Open letter from hospital chairman to Hartlepool Mail readers

IT is not my usual style to write open letters to newspapers but I feel that I must put the record straight to try and prevent the citizens of Hartlepool being seriously misled by some councillors as reported in the Mail on June 4.

Currently the University Hospital of Hartlepool provides a broad range of elective surgery, including hip and knee replacement surgery and many other elective (ie. non-emergency) surgical procedures for the people of Stockton, Hartlepool, South-East Durham and Sedgefield.

It is also a major elective surgery centre for all our population.

The hospital also provides emergency medical care and has a very small intensive care unit and high dependency unit consisting of 2 ICU and 2 HDU beds.

Our consultants and nurses have told us that this small critical care unit is often only occupied at less than 50 per cent capacity and is no longer capable of meeting the national standards for critical care units.

This problem can not be fixed by throwing money at it as modern critical care units need to be of a size and complexity to handle a vast range of emergencies.

As a result our commissioners, the Clinical Commissioning Group, which is run by GPs, invited the National Clinical Advisory Team to independently review the situation and report back to them.

That report stated that the unit was not sustainable and the work should be transferred to North Tees.

Removal of the critical care unit means that our acute medicine service (the more serious medical patients) has also to move as acute medicine needs to have onsite critical care available should a patient’s condition deteriorate.

However I should make it clear that knee and hip replacement surgery, day case surgery and general elective surgery will remain at Hartlepool.

This elective surgery will continue to serve the whole of our population unless a patient is assessed as being particularly at high risk.

More than 97 per cent of health service contacts will also continue to be delivered in Hartlepool.

It appears that some Councillors are now proposing to use the Health and Wellbeing Board to divert patients, other than emergency patients, to other hospitals outside Hartlepool for their elective treatments.

However they appear to be missing the point that these are the very services that are being provided in Hartlepool and will continue to be provided in Hartlepool.

Furthermore with elective care it is the patient, not the council or anyone else for that matter, who chooses where they wish to be treated and the money follows the patient.

There is also an implied threat that the council will withdraw the subsidy provided for public transport between North Tees and Hartlepool at the very time that the trust is planning a greater investment in transport to make life easier for Hartlepool and South-East Durham residents.

Any such action would simply make life more difficult for Hartlepool residents and increase complaints so I have to ask the question why?

In short if the council’s proposals were to come to fruition then they, and not the trust, would precipitate the closure of the University Hospital of Hartlepool.

One thing is certain, no patients, no hospital.

Our clinicians, nursing, administrative and management staff are doing everything they can to provide first class, quality healthcare and maintain services in Hartlepool and to provide care closer to home.

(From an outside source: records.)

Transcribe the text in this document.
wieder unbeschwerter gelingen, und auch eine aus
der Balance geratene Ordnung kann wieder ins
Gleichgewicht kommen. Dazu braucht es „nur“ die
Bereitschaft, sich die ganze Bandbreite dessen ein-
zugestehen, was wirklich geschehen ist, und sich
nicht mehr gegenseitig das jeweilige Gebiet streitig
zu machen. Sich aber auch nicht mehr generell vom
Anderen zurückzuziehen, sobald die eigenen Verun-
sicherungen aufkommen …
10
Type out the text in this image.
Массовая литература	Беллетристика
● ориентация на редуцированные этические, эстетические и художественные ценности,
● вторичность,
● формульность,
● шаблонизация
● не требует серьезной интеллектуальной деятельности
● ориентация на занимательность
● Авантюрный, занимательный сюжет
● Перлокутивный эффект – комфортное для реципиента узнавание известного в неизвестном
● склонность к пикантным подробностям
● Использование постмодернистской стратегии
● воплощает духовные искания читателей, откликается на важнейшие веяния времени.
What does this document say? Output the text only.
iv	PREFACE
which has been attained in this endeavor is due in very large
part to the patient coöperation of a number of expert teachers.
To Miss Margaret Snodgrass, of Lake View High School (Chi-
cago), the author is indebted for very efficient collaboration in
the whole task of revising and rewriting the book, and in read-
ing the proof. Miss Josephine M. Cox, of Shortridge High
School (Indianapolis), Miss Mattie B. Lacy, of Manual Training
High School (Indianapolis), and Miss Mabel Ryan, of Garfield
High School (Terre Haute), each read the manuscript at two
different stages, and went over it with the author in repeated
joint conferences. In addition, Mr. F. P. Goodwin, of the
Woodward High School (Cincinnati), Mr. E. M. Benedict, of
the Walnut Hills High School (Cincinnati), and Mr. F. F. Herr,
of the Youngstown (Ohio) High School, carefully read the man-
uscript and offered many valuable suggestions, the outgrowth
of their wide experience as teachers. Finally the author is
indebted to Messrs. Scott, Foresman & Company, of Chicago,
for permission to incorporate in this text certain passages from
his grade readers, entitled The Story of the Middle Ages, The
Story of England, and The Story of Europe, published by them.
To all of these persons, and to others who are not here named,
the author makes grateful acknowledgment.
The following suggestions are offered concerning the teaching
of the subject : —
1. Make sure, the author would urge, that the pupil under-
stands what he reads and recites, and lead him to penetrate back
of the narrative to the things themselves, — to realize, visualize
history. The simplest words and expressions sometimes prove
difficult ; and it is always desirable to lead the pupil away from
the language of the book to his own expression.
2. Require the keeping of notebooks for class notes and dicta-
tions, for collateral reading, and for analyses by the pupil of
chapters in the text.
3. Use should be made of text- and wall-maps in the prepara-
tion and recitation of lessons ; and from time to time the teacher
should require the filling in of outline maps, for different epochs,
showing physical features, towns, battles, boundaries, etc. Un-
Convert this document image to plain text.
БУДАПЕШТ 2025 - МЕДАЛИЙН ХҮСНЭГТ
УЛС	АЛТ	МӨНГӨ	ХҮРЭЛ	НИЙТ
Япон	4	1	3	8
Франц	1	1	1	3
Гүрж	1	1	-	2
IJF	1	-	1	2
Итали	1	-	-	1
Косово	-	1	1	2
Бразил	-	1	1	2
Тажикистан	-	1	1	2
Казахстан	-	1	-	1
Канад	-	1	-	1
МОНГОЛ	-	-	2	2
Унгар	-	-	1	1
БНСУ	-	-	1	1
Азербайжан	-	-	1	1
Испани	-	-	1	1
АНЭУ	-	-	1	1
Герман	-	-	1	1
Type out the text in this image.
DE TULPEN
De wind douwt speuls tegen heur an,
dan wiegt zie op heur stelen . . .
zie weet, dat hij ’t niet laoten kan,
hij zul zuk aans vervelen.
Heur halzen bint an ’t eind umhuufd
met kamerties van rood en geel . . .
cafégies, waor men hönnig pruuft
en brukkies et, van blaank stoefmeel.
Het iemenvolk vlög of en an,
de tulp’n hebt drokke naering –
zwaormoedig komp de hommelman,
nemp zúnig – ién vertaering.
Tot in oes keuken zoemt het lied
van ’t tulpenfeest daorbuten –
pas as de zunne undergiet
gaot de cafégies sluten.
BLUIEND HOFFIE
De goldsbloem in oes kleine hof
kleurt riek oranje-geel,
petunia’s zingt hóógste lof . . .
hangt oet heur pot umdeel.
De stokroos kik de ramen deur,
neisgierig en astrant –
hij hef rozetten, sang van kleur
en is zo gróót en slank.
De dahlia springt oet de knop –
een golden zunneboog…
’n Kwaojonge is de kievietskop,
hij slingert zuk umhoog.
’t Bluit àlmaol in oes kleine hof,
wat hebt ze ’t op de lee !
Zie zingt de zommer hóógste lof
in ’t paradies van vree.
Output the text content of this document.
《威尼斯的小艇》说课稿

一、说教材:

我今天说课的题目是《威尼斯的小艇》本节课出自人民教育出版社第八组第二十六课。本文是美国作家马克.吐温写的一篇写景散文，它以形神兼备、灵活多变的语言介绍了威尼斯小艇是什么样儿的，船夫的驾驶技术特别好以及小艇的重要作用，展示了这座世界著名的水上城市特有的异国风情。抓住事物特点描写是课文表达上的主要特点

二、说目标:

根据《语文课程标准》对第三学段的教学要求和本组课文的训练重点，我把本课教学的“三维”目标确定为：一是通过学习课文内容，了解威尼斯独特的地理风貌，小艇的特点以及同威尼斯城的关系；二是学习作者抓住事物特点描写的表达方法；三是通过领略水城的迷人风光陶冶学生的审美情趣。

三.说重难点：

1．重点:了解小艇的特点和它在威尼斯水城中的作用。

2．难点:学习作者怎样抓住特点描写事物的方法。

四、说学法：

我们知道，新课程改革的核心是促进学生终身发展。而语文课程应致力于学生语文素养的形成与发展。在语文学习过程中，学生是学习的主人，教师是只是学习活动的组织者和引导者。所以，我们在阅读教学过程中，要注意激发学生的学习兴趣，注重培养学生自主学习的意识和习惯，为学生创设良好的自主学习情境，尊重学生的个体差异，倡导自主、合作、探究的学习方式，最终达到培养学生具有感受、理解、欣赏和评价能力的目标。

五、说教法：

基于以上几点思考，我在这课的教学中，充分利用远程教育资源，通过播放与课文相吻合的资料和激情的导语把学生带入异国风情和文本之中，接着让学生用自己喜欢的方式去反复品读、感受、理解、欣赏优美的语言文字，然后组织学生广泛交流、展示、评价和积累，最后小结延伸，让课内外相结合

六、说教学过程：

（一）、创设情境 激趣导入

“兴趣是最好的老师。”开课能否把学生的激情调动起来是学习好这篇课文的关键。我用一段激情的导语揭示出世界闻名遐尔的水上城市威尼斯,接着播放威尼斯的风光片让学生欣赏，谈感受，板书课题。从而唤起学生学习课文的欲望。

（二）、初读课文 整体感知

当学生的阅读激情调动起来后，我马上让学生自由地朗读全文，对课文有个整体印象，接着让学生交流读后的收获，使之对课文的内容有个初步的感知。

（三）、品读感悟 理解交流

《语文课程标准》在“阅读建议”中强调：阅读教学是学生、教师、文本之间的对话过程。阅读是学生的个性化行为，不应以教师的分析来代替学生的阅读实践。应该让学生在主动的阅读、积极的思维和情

Standards change with the passage of time and what was thought to be good safe care years ago is not be thought to be good or safe now.

Under the code of conduct councillors are required to act with sound judgement, integrity and objectivity in assessing the issues before them and are not usually allowed to take part in any discussion or vote on an issue on which they have a prejudicial interest (ie, an issue on which they have formed a prejudged view.)

So I am asking them to objectively listen to the evidence of the consultants, doctors and experts.

We would rather not make the changes either but our responsibility is to provide safe care for our residents and we have no choice.

We want to listen to residents concerns and do all that we reasonably can to address them but maintaining the status quo does not appear to be achievable.

This letter is not intended to be part of the formal consultation process and details will soon be circulated as to the programme of consultation events where your concerns can be heard.

Paul Garvin,


North Tees and Hartlepool NHS Foundation Trust.